Cheniere Energy’s Charif Souki intends to turn the US natural gas boom into a new American export. Chemical company CEOs have allied with Washington regulators to hamper his cause. So much for free markets
If you want to see what the natural gas revolution in America has wrought, there’s no better place than the Sabine Pass liquefied natural gas port in coastal Louisiana. There you can peer into five massive storage tanks, each almost big enough to contain Madison Square Garden. Taken together, they can hold the liquefied equivalent of 17 billion cubic feet of natural gas—a quarter of what the United States uses in a day.
They’re empty.
Built in 2008 by Houston-based Cheniere Energy when it appeared certain that the US would soon run short on natural gas and need imports to make ends meet, they ran headlong into the Great American Gas Boom. Drillers in recent years have unlocked so much gas from tight rock that America now enjoys record gas supplies and prices that are just one-quarter of what buyers in Europe and Asia pay. Projections are that the annual US gas supply could grow a further 25 percent by 2035.
Rather than let those tanks rust as relics, though, an army of construction workers is turning an import terminal into an export terminal. By 2016, a processing plant will be ready to ship out 500 million cubic feet of gas a day. In the three years after that, Cheniere expects to build five more identical systems. The $12 billion investment should in turn be able to export about 4 percent of America’s current natural gas output, a remarkable turnaround for Cheniere and for Chief Executive Charif Souki. “It’s a revolutionary thing, absolutely astonishing, that America will be an exporter of hydrocarbons,” he says.
But just as astonishing as the idea of the US joining the likes of Qatar and Saudi Arabia are the hurdles this new push faces. In a remarkable oddity of 21st-century commerce, other companies—led by chemical giants from Dow and Huntsman to Alcoa and Nucor Steel—are fighting to block gas exports. Their self-interested argument: It’s against America’s economic interests to allow the cheap gas to flow outside its borders—and away from their hungry plants. “I’m not saying companies shouldn’t be able to export,” says Peter Huntsman, chief executive of Huntsman Corp. “But the question is, how much? Let’s not export an economic advantage that American consumers have today.”
In a bizarre coupling, the chemical companies have allied with environmentalists, including Congressman Ed Markey and Senator Ron Wyden. Markey has introduced two bills to block natural gas exports. One would prevent the Department of Energy, which uses ‘energy security’ as a filter on its approval process, from issuing permits.
All of which angers Souki, 60, a Lebanese-born former investment banker and son of a Newsweek correspondent. While he maintains that he’ll triumph over the odd consortium poised to stop him, he sees the effort as corporate welfare, masked under multiple politically expedient cloaks. “Unless we want to become the next USSR and have a centrally planned economy,” he says, “there is no debate and no choice.”

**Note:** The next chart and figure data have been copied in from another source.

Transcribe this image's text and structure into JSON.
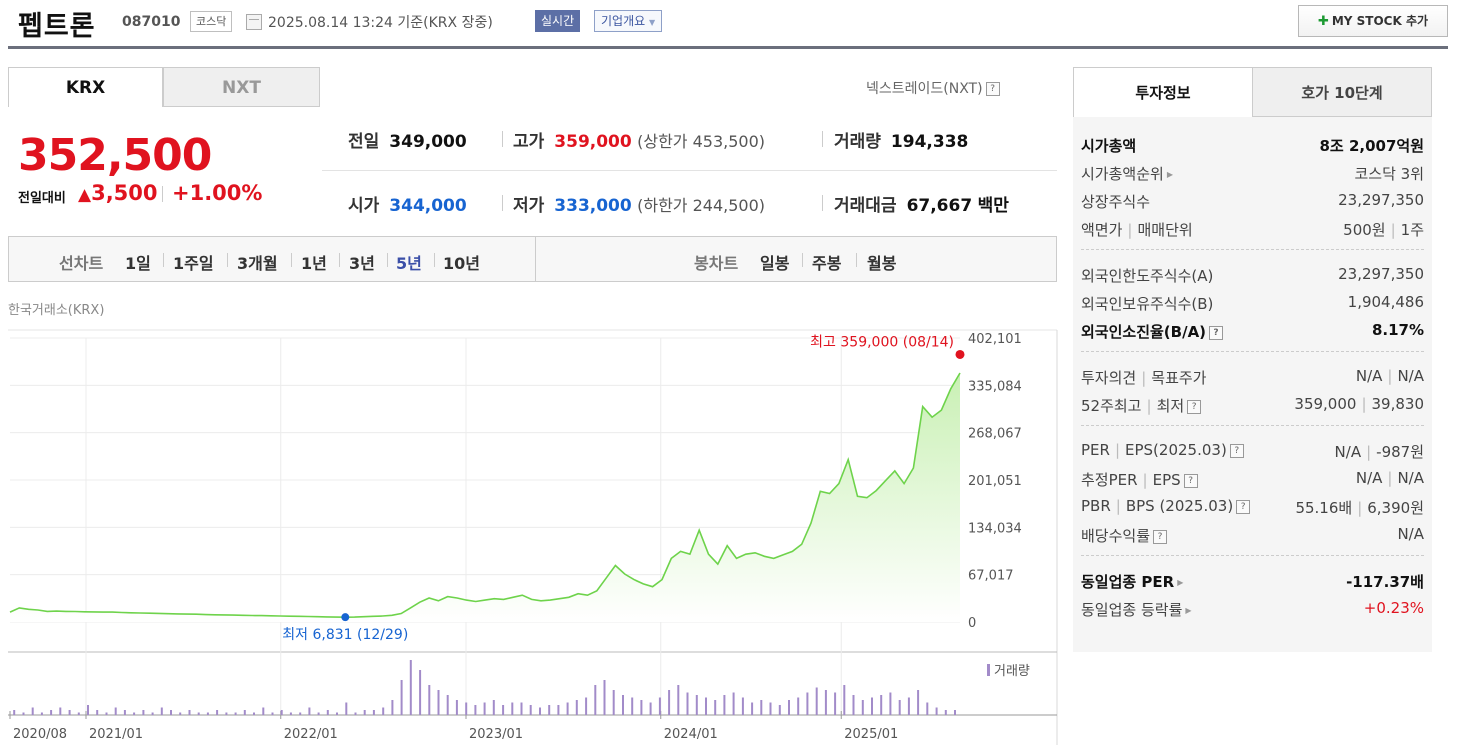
{
  "header": {
    "stock_name": "펩트론",
    "stock_code": "087010",
    "market_badge": "코스닥",
    "as_of": "2025.08.14 13:24 기준(KRX 장중)",
    "realtime_label": "실시간",
    "company_info_label": "기업개요",
    "my_stock_label": "MY STOCK 추가"
  },
  "exchange_tabs": [
    "KRX",
    "NXT"
  ],
  "nextrade_link": "넥스트레이드(NXT)",
  "help_glyph": "?",
  "quote": {
    "price": "352,500",
    "change_label": "전일대비",
    "change_arrow": "▲",
    "change_amount": "3,500",
    "change_pct": "+1.00%",
    "prev_close_label": "전일",
    "prev_close": "349,000",
    "high_label": "고가",
    "high": "359,000",
    "upper_limit": "(상한가 453,500)",
    "volume_label": "거래량",
    "volume": "194,338",
    "open_label": "시가",
    "open": "344,000",
    "low_label": "저가",
    "low": "333,000",
    "lower_limit": "(하한가 244,500)",
    "turnover_label": "거래대금",
    "turnover": "67,667",
    "turnover_unit": "백만"
  },
  "toolbar": {
    "line_chart_label": "선차트",
    "periods": [
      "1일",
      "1주일",
      "3개월",
      "1년",
      "3년",
      "5년",
      "10년"
    ],
    "selected_period": "5년",
    "candle_label": "봉차트",
    "candles": [
      "일봉",
      "주봉",
      "월봉"
    ]
  },
  "chart_source": "한국거래소(KRX)",
  "chart_data": {
    "type": "area",
    "y_ticks": [
      "402,101",
      "335,084",
      "268,067",
      "201,051",
      "134,034",
      "67,017",
      "0"
    ],
    "ylim": [
      0,
      402101
    ],
    "x_ticks": [
      "2020/08",
      "2021/01",
      "2022/01",
      "2023/01",
      "2024/01",
      "2025/01"
    ],
    "max_annotation": "최고 359,000 (08/14)",
    "min_annotation": "최저 6,831 (12/29)",
    "volume_legend": "거래량",
    "colors": {
      "line": "#6ed34b",
      "fill_top": "#c9f0b4",
      "max": "#e0131f",
      "min": "#1764d1",
      "volume": "#a28bc9"
    },
    "series": [
      {
        "values": [
          14000,
          20000,
          18000,
          17000,
          15000,
          15500,
          15000,
          14800,
          14500,
          14300,
          14000,
          14000,
          13500,
          13000,
          12800,
          12500,
          12200,
          11800,
          11500,
          11200,
          11000,
          10500,
          10200,
          10000,
          9800,
          9500,
          9200,
          9000,
          8800,
          8500,
          8200,
          8000,
          7800,
          7500,
          7200,
          7000,
          6831,
          7000,
          7500,
          8000,
          8500,
          9500,
          12000,
          20000,
          28000,
          34000,
          30000,
          36000,
          34000,
          31000,
          29000,
          31000,
          33000,
          32000,
          35000,
          38000,
          32000,
          30000,
          31000,
          33000,
          35000,
          40000,
          38000,
          44000,
          62000,
          80000,
          68000,
          60000,
          54000,
          50000,
          60000,
          90000,
          100000,
          96000,
          130000,
          96000,
          82000,
          108000,
          90000,
          96000,
          98000,
          93000,
          90000,
          95000,
          100000,
          110000,
          140000,
          185000,
          182000,
          196000,
          230000,
          178000,
          176000,
          186000,
          200000,
          214000,
          196000,
          218000,
          305000,
          290000,
          300000,
          330000,
          352500
        ]
      }
    ],
    "volume_values": [
      2,
      1,
      3,
      1,
      2,
      3,
      2,
      1,
      4,
      2,
      1,
      3,
      2,
      1,
      2,
      1,
      3,
      2,
      1,
      2,
      1,
      1,
      2,
      1,
      1,
      2,
      1,
      3,
      1,
      2,
      1,
      1,
      3,
      1,
      2,
      1,
      5,
      1,
      2,
      2,
      3,
      6,
      14,
      22,
      18,
      12,
      10,
      8,
      6,
      5,
      4,
      5,
      6,
      4,
      5,
      5,
      4,
      3,
      4,
      4,
      5,
      6,
      7,
      12,
      14,
      10,
      8,
      7,
      6,
      5,
      7,
      10,
      12,
      9,
      8,
      7,
      6,
      8,
      9,
      7,
      5,
      6,
      5,
      4,
      6,
      7,
      9,
      11,
      10,
      9,
      12,
      8,
      6,
      7,
      8,
      9,
      6,
      7,
      10,
      5,
      3,
      2,
      2
    ]
  },
  "right_panel": {
    "tabs": [
      "투자정보",
      "호가 10단계"
    ],
    "groups": [
      [
        {
          "label": "시가총액",
          "value": "8조 2,007억원",
          "bold": true
        },
        {
          "label": "시가총액순위",
          "arrow": true,
          "value": "코스닥 3위"
        },
        {
          "label": "상장주식수",
          "value": "23,297,350"
        },
        {
          "label": "액면가",
          "label2": "매매단위",
          "value": "500원",
          "value2": "1주"
        }
      ],
      [
        {
          "label": "외국인한도주식수(A)",
          "value": "23,297,350"
        },
        {
          "label": "외국인보유주식수(B)",
          "value": "1,904,486"
        },
        {
          "label": "외국인소진율(B/A)",
          "help": true,
          "value": "8.17%",
          "bold": true
        }
      ],
      [
        {
          "label": "투자의견",
          "label2": "목표주가",
          "value": "N/A",
          "value2": "N/A"
        },
        {
          "label": "52주최고",
          "label2": "최저",
          "help": true,
          "value": "359,000",
          "value2": "39,830"
        }
      ],
      [
        {
          "label": "PER",
          "label2": "EPS(2025.03)",
          "help": true,
          "value": "N/A",
          "value2": "-987원"
        },
        {
          "label": "추정PER",
          "label2": "EPS",
          "help": true,
          "value": "N/A",
          "value2": "N/A"
        },
        {
          "label": "PBR",
          "label2": "BPS (2025.03)",
          "help": true,
          "value": "55.16배",
          "value2": "6,390원"
        },
        {
          "label": "배당수익률",
          "help": true,
          "value": "N/A"
        }
      ],
      [
        {
          "label": "동일업종 PER",
          "arrow": true,
          "value": "-117.37배",
          "bold": true
        },
        {
          "label": "동일업종 등락률",
          "arrow": true,
          "value": "+0.23%",
          "red": true
        }
      ]
    ]
  }
}
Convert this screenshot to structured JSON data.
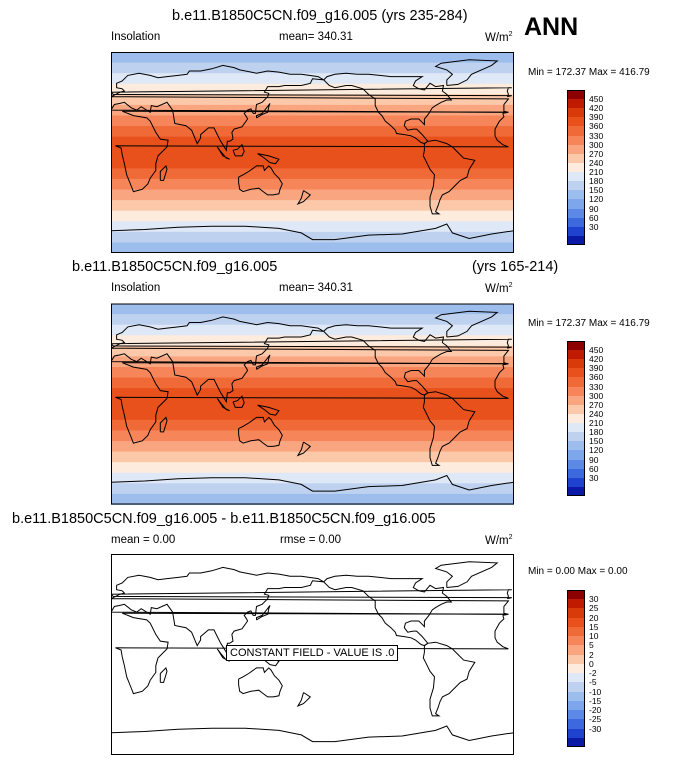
{
  "header": {
    "season": "ANN"
  },
  "panels": [
    {
      "title": "b.e11.B1850C5CN.f09_g16.005 (yrs 235-284)",
      "left_label": "Insolation",
      "center_label": "mean= 340.31",
      "unit_base": "W/m",
      "unit_exp": "2",
      "minmax": "Min = 172.37 Max = 416.79"
    },
    {
      "title": "b.e11.B1850C5CN.f09_g16.005",
      "title_right": "(yrs 165-214)",
      "left_label": "Insolation",
      "center_label": "mean= 340.31",
      "unit_base": "W/m",
      "unit_exp": "2",
      "minmax": "Min = 172.37 Max = 416.79"
    },
    {
      "title": "b.e11.B1850C5CN.f09_g16.005 - b.e11.B1850C5CN.f09_g16.005",
      "left_label": "mean =   0.00",
      "center_label": "rmse =   0.00",
      "unit_base": "W/m",
      "unit_exp": "2",
      "minmax": "Min =   0.00 Max =   0.00",
      "annotation": "CONSTANT FIELD - VALUE IS .0"
    }
  ],
  "colorbar_abs": {
    "labels": [
      "450",
      "420",
      "390",
      "360",
      "330",
      "300",
      "270",
      "240",
      "210",
      "180",
      "150",
      "120",
      "90",
      "60",
      "30"
    ],
    "colors": [
      "#8c0000",
      "#c01a00",
      "#d83a0a",
      "#e8501c",
      "#f06a38",
      "#f6865a",
      "#f9a680",
      "#fcc8aa",
      "#fdecdd",
      "#dfe8f6",
      "#bed1ef",
      "#9dbdec",
      "#7ea6ea",
      "#5d89e6",
      "#3e68dd",
      "#1f43cf",
      "#0a1aa6"
    ]
  },
  "colorbar_diff": {
    "labels": [
      "30",
      "25",
      "20",
      "15",
      "10",
      "5",
      "2",
      "0",
      "-2",
      "-5",
      "-10",
      "-15",
      "-20",
      "-25",
      "-30"
    ],
    "colors": [
      "#8c0000",
      "#c01a00",
      "#d83a0a",
      "#e8501c",
      "#f06a38",
      "#f6865a",
      "#f9a680",
      "#fcc8aa",
      "#fdecdd",
      "#dfe8f6",
      "#bed1ef",
      "#9dbdec",
      "#7ea6ea",
      "#5d89e6",
      "#3e68dd",
      "#1f43cf",
      "#0a1aa6"
    ]
  },
  "chart_data": [
    {
      "type": "heatmap",
      "title": "b.e11.B1850C5CN.f09_g16.005 (yrs 235-284)",
      "variable": "Insolation",
      "units": "W/m2",
      "mean": 340.31,
      "min": 172.37,
      "max": 416.79,
      "lat_band_values": [
        175,
        195,
        225,
        255,
        285,
        315,
        345,
        375,
        405,
        415,
        405,
        375,
        345,
        315,
        285,
        255,
        225,
        195,
        175
      ],
      "colorbar_levels": [
        30,
        60,
        90,
        120,
        150,
        180,
        210,
        240,
        270,
        300,
        330,
        360,
        390,
        420,
        450
      ]
    },
    {
      "type": "heatmap",
      "title": "b.e11.B1850C5CN.f09_g16.005 (yrs 165-214)",
      "variable": "Insolation",
      "units": "W/m2",
      "mean": 340.31,
      "min": 172.37,
      "max": 416.79,
      "lat_band_values": [
        175,
        195,
        225,
        255,
        285,
        315,
        345,
        375,
        405,
        415,
        405,
        375,
        345,
        315,
        285,
        255,
        225,
        195,
        175
      ],
      "colorbar_levels": [
        30,
        60,
        90,
        120,
        150,
        180,
        210,
        240,
        270,
        300,
        330,
        360,
        390,
        420,
        450
      ]
    },
    {
      "type": "heatmap",
      "title": "b.e11.B1850C5CN.f09_g16.005 - b.e11.B1850C5CN.f09_g16.005",
      "units": "W/m2",
      "mean": 0.0,
      "rmse": 0.0,
      "min": 0.0,
      "max": 0.0,
      "constant_value": 0,
      "colorbar_levels": [
        -30,
        -25,
        -20,
        -15,
        -10,
        -5,
        -2,
        0,
        2,
        5,
        10,
        15,
        20,
        25,
        30
      ]
    }
  ]
}
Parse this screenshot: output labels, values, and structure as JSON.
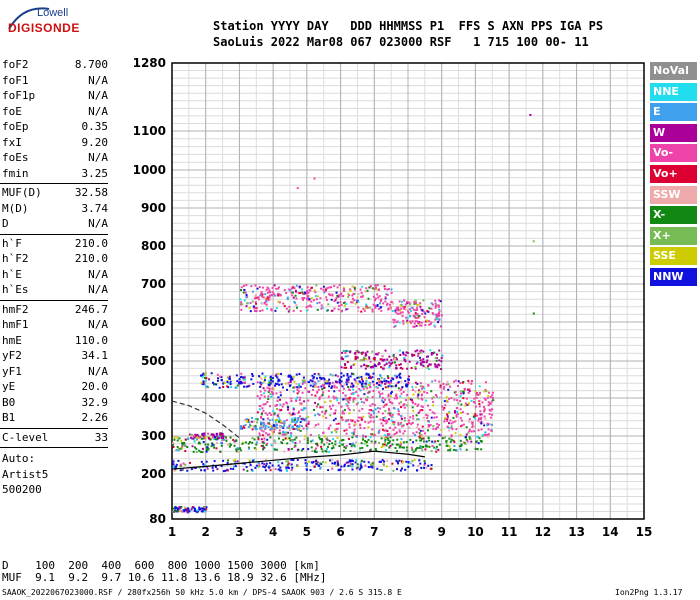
{
  "logo": {
    "brand": "Lowell",
    "product": "DIGISONDE"
  },
  "header": {
    "line1": "Station YYYY DAY   DDD HHMMSS P1  FFS S AXN PPS IGA PS",
    "line2": "SaoLuis 2022 Mar08 067 023000 RSF   1 715 100 00- 11"
  },
  "params": {
    "group1": [
      {
        "name": "foF2",
        "value": "8.700"
      },
      {
        "name": "foF1",
        "value": "N/A"
      },
      {
        "name": "foF1p",
        "value": "N/A"
      },
      {
        "name": "foE",
        "value": "N/A"
      },
      {
        "name": "foEp",
        "value": "0.35"
      },
      {
        "name": "fxI",
        "value": "9.20"
      },
      {
        "name": "foEs",
        "value": "N/A"
      },
      {
        "name": "fmin",
        "value": "3.25"
      }
    ],
    "group2": [
      {
        "name": "MUF(D)",
        "value": "32.58"
      },
      {
        "name": "M(D)",
        "value": "3.74"
      },
      {
        "name": "D",
        "value": "N/A"
      }
    ],
    "group3": [
      {
        "name": "h`F",
        "value": "210.0"
      },
      {
        "name": "h`F2",
        "value": "210.0"
      },
      {
        "name": "h`E",
        "value": "N/A"
      },
      {
        "name": "h`Es",
        "value": "N/A"
      }
    ],
    "group4": [
      {
        "name": "hmF2",
        "value": "246.7"
      },
      {
        "name": "hmF1",
        "value": "N/A"
      },
      {
        "name": "hmE",
        "value": "110.0"
      },
      {
        "name": "yF2",
        "value": "34.1"
      },
      {
        "name": "yF1",
        "value": "N/A"
      },
      {
        "name": "yE",
        "value": "20.0"
      },
      {
        "name": "B0",
        "value": "32.9"
      },
      {
        "name": "B1",
        "value": "2.26"
      }
    ],
    "clevel": {
      "name": "C-level",
      "value": "33"
    },
    "auto": [
      "Auto:",
      "Artist5",
      "500200"
    ]
  },
  "legend": [
    {
      "label": "NoVal",
      "color": "#909090"
    },
    {
      "label": "NNE",
      "color": "#22ddee"
    },
    {
      "label": "E",
      "color": "#3fa0ee"
    },
    {
      "label": "W",
      "color": "#aa0099"
    },
    {
      "label": "Vo-",
      "color": "#ee44aa"
    },
    {
      "label": "Vo+",
      "color": "#dd0033"
    },
    {
      "label": "SSW",
      "color": "#eeaaaa"
    },
    {
      "label": "X-",
      "color": "#118811"
    },
    {
      "label": "X+",
      "color": "#77bb55"
    },
    {
      "label": "SSE",
      "color": "#cccc00"
    },
    {
      "label": "NNW",
      "color": "#1111dd"
    }
  ],
  "chart_data": {
    "type": "scatter",
    "title": "",
    "xlabel": "",
    "ylabel": "",
    "xlim": [
      1,
      15
    ],
    "ylim": [
      80,
      1280
    ],
    "x_ticks": [
      "1",
      "2",
      "3",
      "4",
      "5",
      "6",
      "7",
      "8",
      "9",
      "10",
      "11",
      "12",
      "13",
      "14",
      "15"
    ],
    "y_ticks": [
      "80",
      "200",
      "300",
      "400",
      "500",
      "600",
      "700",
      "800",
      "900",
      "1000",
      "1100",
      "1280"
    ],
    "y_tick_values": [
      80,
      200,
      300,
      400,
      500,
      600,
      700,
      800,
      900,
      1000,
      1100,
      1280
    ],
    "grid": true,
    "traces": [
      {
        "name": "O trace",
        "x": [
          1.0,
          2.0,
          3.0,
          4.0,
          5.0,
          6.0,
          7.0,
          8.0,
          8.5
        ],
        "y": [
          213,
          220,
          228,
          236,
          244,
          250,
          260,
          252,
          245
        ]
      },
      {
        "name": "X trace",
        "x": [
          1.0,
          1.5,
          2.0,
          2.5,
          3.0
        ],
        "y": [
          392,
          380,
          360,
          330,
          295
        ]
      }
    ],
    "clusters": [
      {
        "x": [
          1.0,
          8.7
        ],
        "y": [
          210,
          240
        ],
        "dir": "NNW"
      },
      {
        "x": [
          1.0,
          10.2
        ],
        "y": [
          260,
          300
        ],
        "dir": "X-"
      },
      {
        "x": [
          3.5,
          10.5
        ],
        "y": [
          300,
          450
        ],
        "dir": "Vo-"
      },
      {
        "x": [
          1.8,
          8.0
        ],
        "y": [
          430,
          470
        ],
        "dir": "NNW"
      },
      {
        "x": [
          3.0,
          7.5
        ],
        "y": [
          630,
          700
        ],
        "dir": "Vo-"
      },
      {
        "x": [
          6.0,
          9.0
        ],
        "y": [
          480,
          530
        ],
        "dir": "W"
      },
      {
        "x": [
          7.5,
          9.0
        ],
        "y": [
          590,
          660
        ],
        "dir": "Vo-"
      },
      {
        "x": [
          1.0,
          2.0
        ],
        "y": [
          100,
          115
        ],
        "dir": "NNW"
      },
      {
        "x": [
          1.5,
          2.5
        ],
        "y": [
          295,
          310
        ],
        "dir": "W"
      },
      {
        "x": [
          3.0,
          5.0
        ],
        "y": [
          320,
          350
        ],
        "dir": "E"
      }
    ],
    "stray_points": [
      {
        "x": 11.6,
        "y": 1145,
        "dir": "W"
      },
      {
        "x": 11.7,
        "y": 815,
        "dir": "X+"
      },
      {
        "x": 11.7,
        "y": 625,
        "dir": "X-"
      },
      {
        "x": 4.7,
        "y": 955,
        "dir": "Vo-"
      },
      {
        "x": 5.2,
        "y": 980,
        "dir": "Vo-"
      }
    ]
  },
  "bottom": {
    "line1": "D    100  200  400  600  800 1000 1500 3000 [km]",
    "line2": "MUF  9.1  9.2  9.7 10.6 11.8 13.6 18.9 32.6 [MHz]"
  },
  "footer": {
    "left": "SAAOK_2022067023000.RSF / 280fx256h 50 kHz 5.0 km / DPS-4 SAAOK 903 / 2.6 S 315.8 E",
    "right": "Ion2Png 1.3.17"
  }
}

Shipping liquid natural gas is a tricky enterprise. Pipelines do the trick when you traverse a landmass. But while crude oil can be easily pumped out of the earth and dumped into a tanker ship, natural gas is generally too voluminous to be cost-effectively shipped via sea. The only way to solve this riddle is to chill the gas to –260o F, shrinking it into a concentrate 1/600 of its natural state—a process Souki’s plants are being built to accomplish.
A decade ago, natural gas prices were climbing and fears of scarcity had big oil and gas companies convinced that domestic supplies couldn’t keep up with demand. Souki, who had founded Cheniere as a small offshore exploration company, spent three years scouring the American coastline for viable spots to build a terminal. He settled on three sites in Louisiana and Texas, and made deals with landowners, addressed civic concerns and drew up plans for submission to state and federal agencies. Eventually he focussed entirely on Sabine Pass, situated just over the border from Texas. To help secure financing, he convinced Chevron and Total to sign 20-year contracts for the option (but not the obligation) to import natural gas—for which the companies agreed to pay $250 million a year. It looked smart at the time; in 2005, energy eggheads predicted that US gas imports would surpass 8 billion cubic feet per day by 2010, surpassing even Japan. Exxon Mobil and Qatar Petroleum started building their own import facility nearby, called Golden Pass.
The Energy Department has issued more than 20 export approvals to Free Trade countries (as required by law) but has been slow on non-FTA approvals, citing delays in studying whether approving more such exports would be in the public interest. In January, a group of senators introduced a bill that would specifically allow exports to NATO allies and Japan as well as any non-FTA country that the Administration wants to allow. But as it now stands, it will be at least the end of the decade before there are more than two operating plants exporting natural gas.